Furthermore, the paper’s analysis reveals that DIPE restores visual attention primarily in shallow layers. This suggests that visual fading originates early in the processing hierarchy, not as a deep layer abstraction failure. Future work might investigate whether different anchoring strategies for different layer depths could yield further improvements, or whether visual tokens require distinct rotational frequencies in RoPE to better maintain their signal through deep networks.

Future Directions

The DIPE mechanism opens several avenues for future research. If inter-modal distance invariance proves beneficial for vision language tasks, we might ask whether other modality pairings require similar treatments. Audio language models, for instance, face analogous challenges where acoustic context should persist across lengthy transcriptions or analyses. Similarly, robotic foundation models processing continuous sensorimotor streams may need position encodings that distinguish between persistent environmental state and sequential action history.

More fundamentally, DIPE challenges the assumption that position encoding must be monolithic. Perhaps future architectures will employ entirely separate coordinate systems for different modalities, with learned cross modal warping functions that dynamically adjust perceptual distance based on task requirements rather than maintaining fixed invariance. The 4.10% improvement from a relatively simple geometric adjustment suggests that we have only begun to explore how positional biases shape multimodal reasoning.

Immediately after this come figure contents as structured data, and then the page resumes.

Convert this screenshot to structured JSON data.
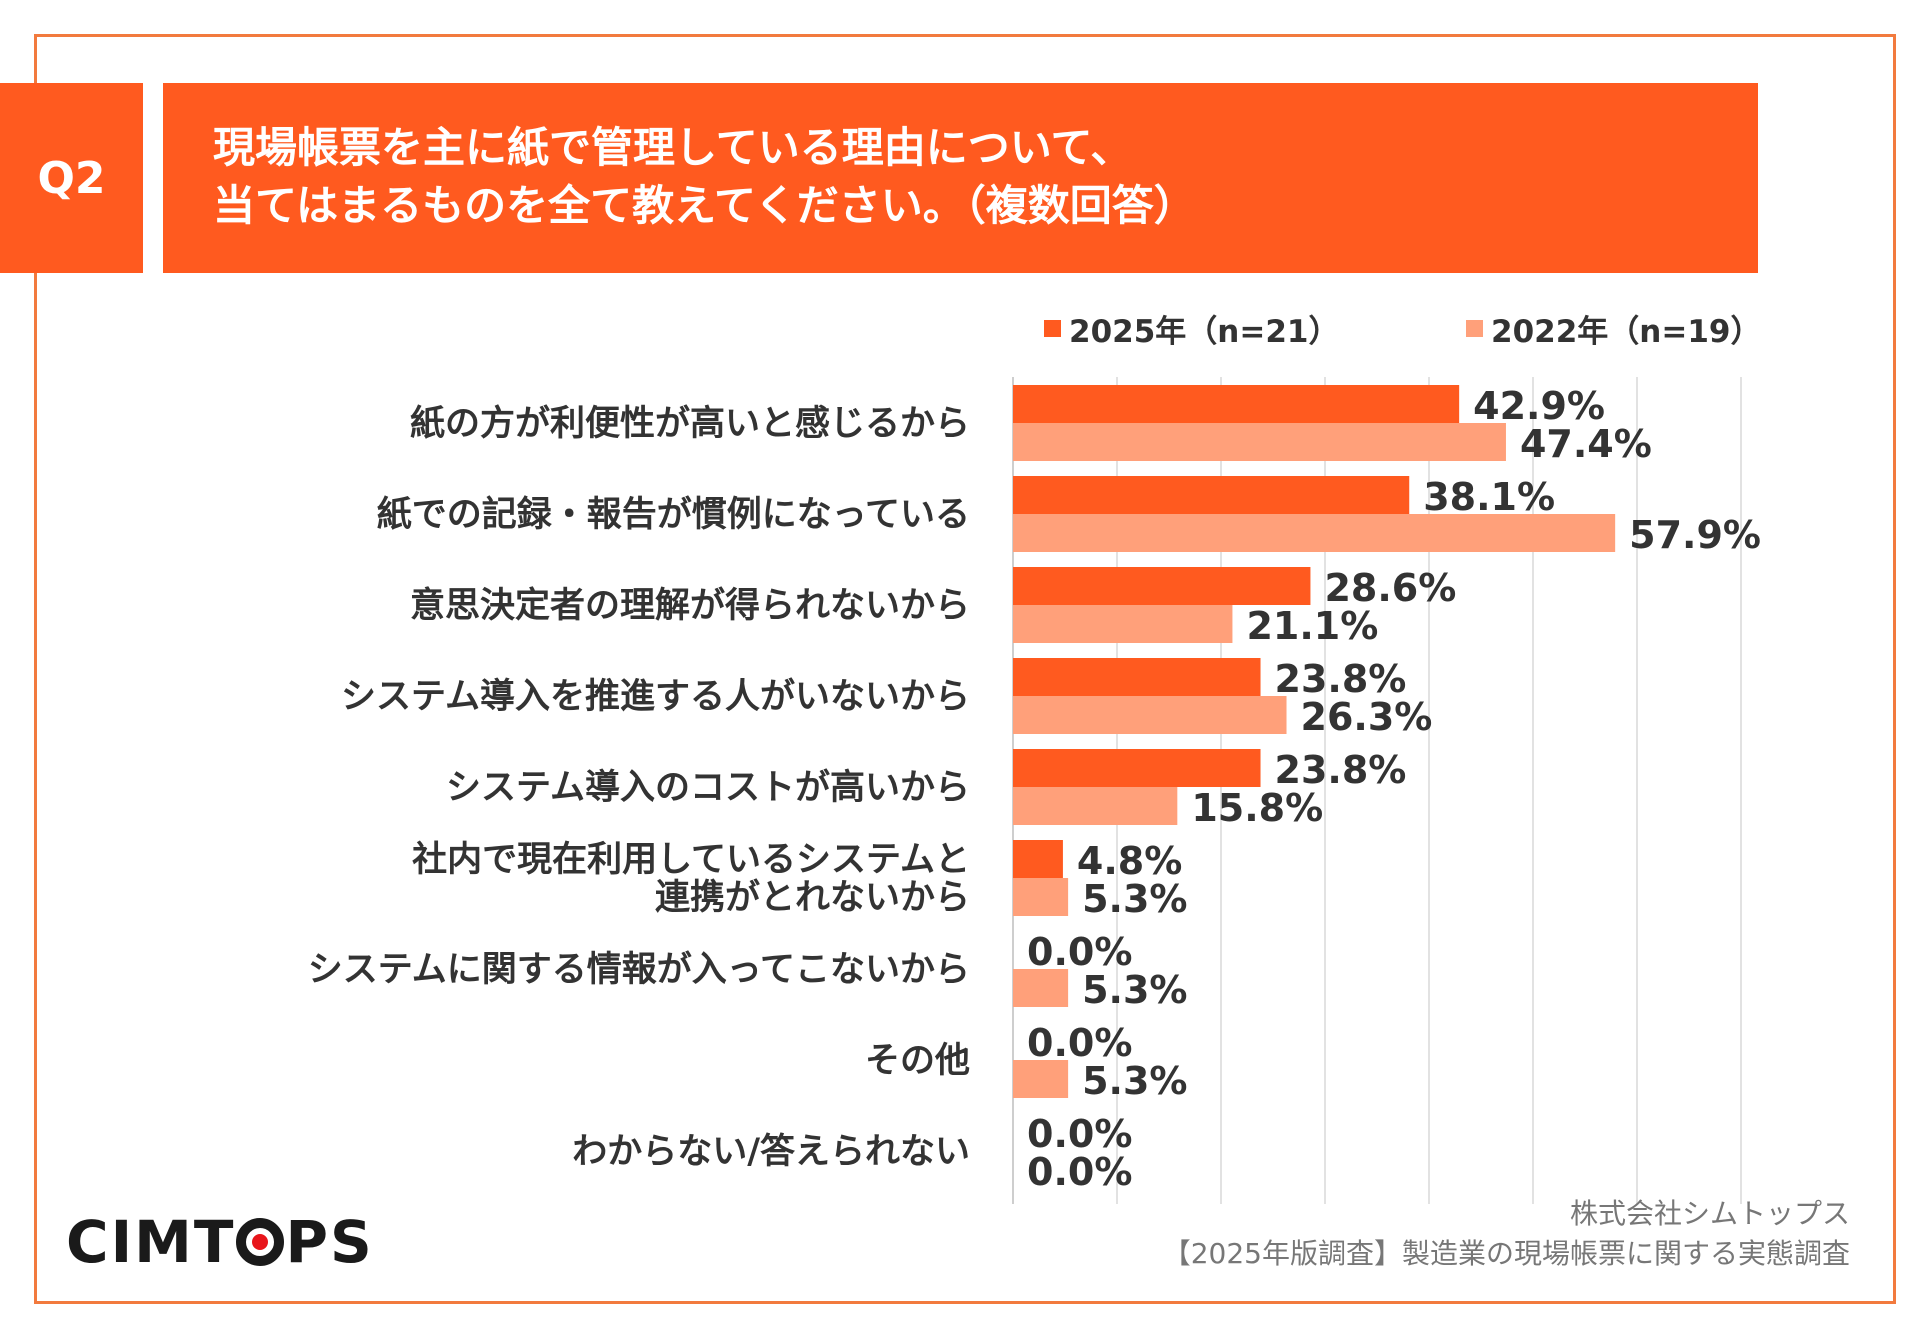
{
  "question": {
    "badge": "Q2",
    "title_line1": "現場帳票を主に紙で管理している理由について、",
    "title_line2": "当てはまるものを全て教えてください。（複数回答）"
  },
  "legend": {
    "series1": "2025年（n=21）",
    "series2": "2022年（n=19）"
  },
  "colors": {
    "accent": "#FF5A1F",
    "series1": "#FF5A1F",
    "series2": "#FFA07A",
    "frame": "#F27A3E"
  },
  "chart_data": {
    "type": "bar",
    "orientation": "horizontal",
    "title": "現場帳票を主に紙で管理している理由について、当てはまるものを全て教えてください。（複数回答）",
    "categories": [
      "紙の方が利便性が高いと感じるから",
      "紙での記録・報告が慣例になっている",
      "意思決定者の理解が得られないから",
      "システム導入を推進する人がいないから",
      "システム導入のコストが高いから",
      "社内で現在利用しているシステムと\n連携がとれないから",
      "システムに関する情報が入ってこないから",
      "その他",
      "わからない/答えられない"
    ],
    "series": [
      {
        "name": "2025年（n=21）",
        "values": [
          42.9,
          38.1,
          28.6,
          23.8,
          23.8,
          4.8,
          0.0,
          0.0,
          0.0
        ]
      },
      {
        "name": "2022年（n=19）",
        "values": [
          47.4,
          57.9,
          21.1,
          26.3,
          15.8,
          5.3,
          5.3,
          5.3,
          0.0
        ]
      }
    ],
    "value_suffix": "%",
    "xlim": [
      0,
      70
    ],
    "grid": true,
    "legend_position": "top-right"
  },
  "footer": {
    "logo": "CIMTOPS",
    "source_line1": "株式会社シムトップス",
    "source_line2": "【2025年版調査】製造業の現場帳票に関する実態調査"
  }
}
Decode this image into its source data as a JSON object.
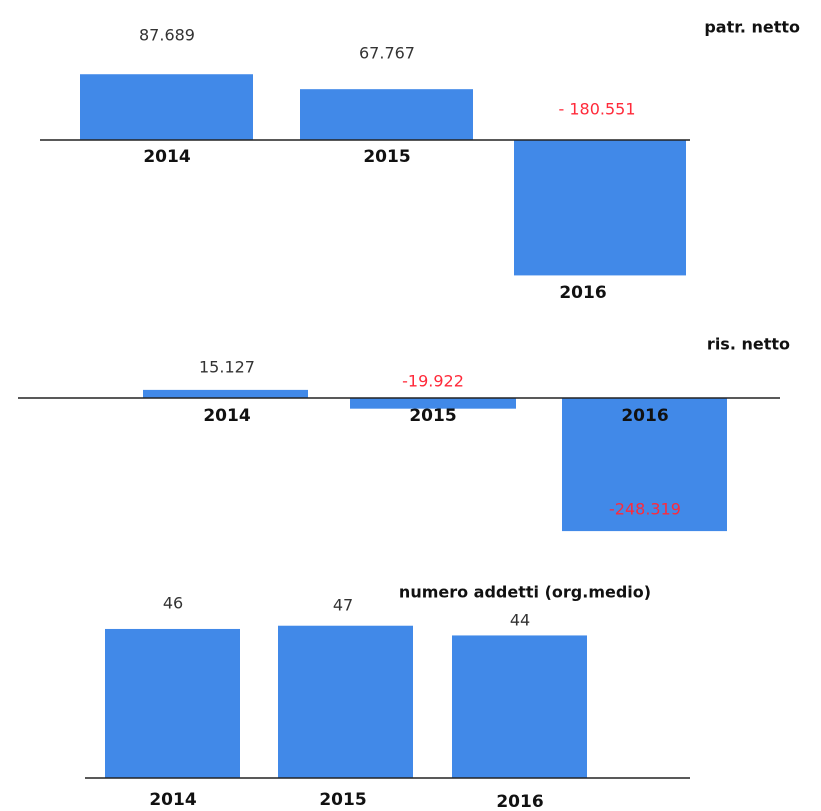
{
  "chart_data": [
    {
      "type": "bar",
      "title": "patr. netto",
      "categories": [
        "2014",
        "2015",
        "2016"
      ],
      "values": [
        87689,
        67767,
        -180551
      ],
      "value_labels": [
        "87.689",
        "67.767",
        "- 180.551"
      ],
      "color": "#4189e8",
      "negative_label_color": "#ff2a3a"
    },
    {
      "type": "bar",
      "title": "ris. netto",
      "categories": [
        "2014",
        "2015",
        "2016"
      ],
      "values": [
        15127,
        -19922,
        -248319
      ],
      "value_labels": [
        "15.127",
        "-19.922",
        "-248.319"
      ],
      "color": "#4189e8",
      "negative_label_color": "#ff2a3a"
    },
    {
      "type": "bar",
      "title": "numero addetti (org.medio)",
      "categories": [
        "2014",
        "2015",
        "2016"
      ],
      "values": [
        46,
        47,
        44
      ],
      "color": "#4189e8",
      "negative_label_color": "#ff2a3a"
    }
  ]
}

As MLLMs advance toward true long context understanding spanning thousands of tokens across multiple modalities, mechanisms like DIPE represent necessary evolutions in how we architect attention. The transition from sequential distance to perceptual proximity is not merely a technical fix for visual fading; it is a conceptual shift toward treating multimodal context as a persistent, structured workspace rather than a fading tape of history.